Working with a nutritional counselor began the slow process of unlearning my training around food habits, and growing my lens to see food as a source of nourishment, joy, and healing—not something in need of constant management. I took two cooking classes with her and discovered the pleasure of experimenting with cooking foods with ingredients new to me. In fact, I have evolved into something of an ardent home cook ever since.

When the fall and wintertime rolled around, both seasons folding into each other, a number of my close friends—younger, older, male, female—encountered emotionally trying situations: health scares, heart aches, work stress, financial burdens, mourning, and more. Together, we experienced pain that sat with us and lingered in our heads and hearts for longer than we anticipated. It rattled our spirits and bodies, and we didn’t know when we’d feel whole again.

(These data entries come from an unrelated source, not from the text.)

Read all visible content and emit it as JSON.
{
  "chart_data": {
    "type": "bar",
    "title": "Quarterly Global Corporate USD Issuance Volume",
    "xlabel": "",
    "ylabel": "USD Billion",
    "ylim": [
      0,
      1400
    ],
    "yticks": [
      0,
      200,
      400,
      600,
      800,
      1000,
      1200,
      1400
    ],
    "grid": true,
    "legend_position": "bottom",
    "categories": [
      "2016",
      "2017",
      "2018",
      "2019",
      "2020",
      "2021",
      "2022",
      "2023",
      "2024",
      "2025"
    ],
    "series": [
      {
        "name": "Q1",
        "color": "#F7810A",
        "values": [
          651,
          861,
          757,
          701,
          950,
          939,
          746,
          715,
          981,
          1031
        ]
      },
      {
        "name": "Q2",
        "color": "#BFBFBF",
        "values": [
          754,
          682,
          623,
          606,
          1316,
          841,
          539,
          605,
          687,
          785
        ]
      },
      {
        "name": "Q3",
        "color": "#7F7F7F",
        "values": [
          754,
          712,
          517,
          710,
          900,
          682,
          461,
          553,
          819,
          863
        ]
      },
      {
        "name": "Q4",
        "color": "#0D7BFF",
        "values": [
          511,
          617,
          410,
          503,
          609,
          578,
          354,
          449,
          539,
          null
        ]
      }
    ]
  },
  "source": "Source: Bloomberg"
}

In conversation, some of us decided to we needed more help.

One of my roommates suggested we form a small women’s group to explore new ways to support each other. While munching on pot stickers and quinoa on a crisp December evening, we held our first convening with a hint of trepidation. We went around the room, one-by-one, and shared how we were feeling and what we were wrestling with. With respect we gave each other permission to unload, without judgment, the heaviness that overwhelmed us.

Though we all knew each other well, the process of creating an intentional space to reveal our vulnerabilities introduced new energy to the room. Our guards were down; we were sitting at the table out of acknowledgement of struggle. What ensued was a conversation so raw that we came to understand each other most deeply during that formative convening.

From my women’s group, I have come to accept that even if I feel well today, I may not tomorrow, and that reality is very human. We cannot always feel “happy,” contrary to what self-help books profess. But, there are ways to find beauty even when we feel broken down. I discovered the euphoria of the sunset at Ocean Beach: a rustic haze of burnt orange and electric red hues layered behind a bed of silver tinted low clouds. Or the luscious greenery and stillness of walking up Bernal Heights hill to savor a magnificent panoramic view of San Francisco.

From despair, we find the seeds of growth. I have emerged today a more resilient and humbled person because I could share the pain and joy that simmered in me last year.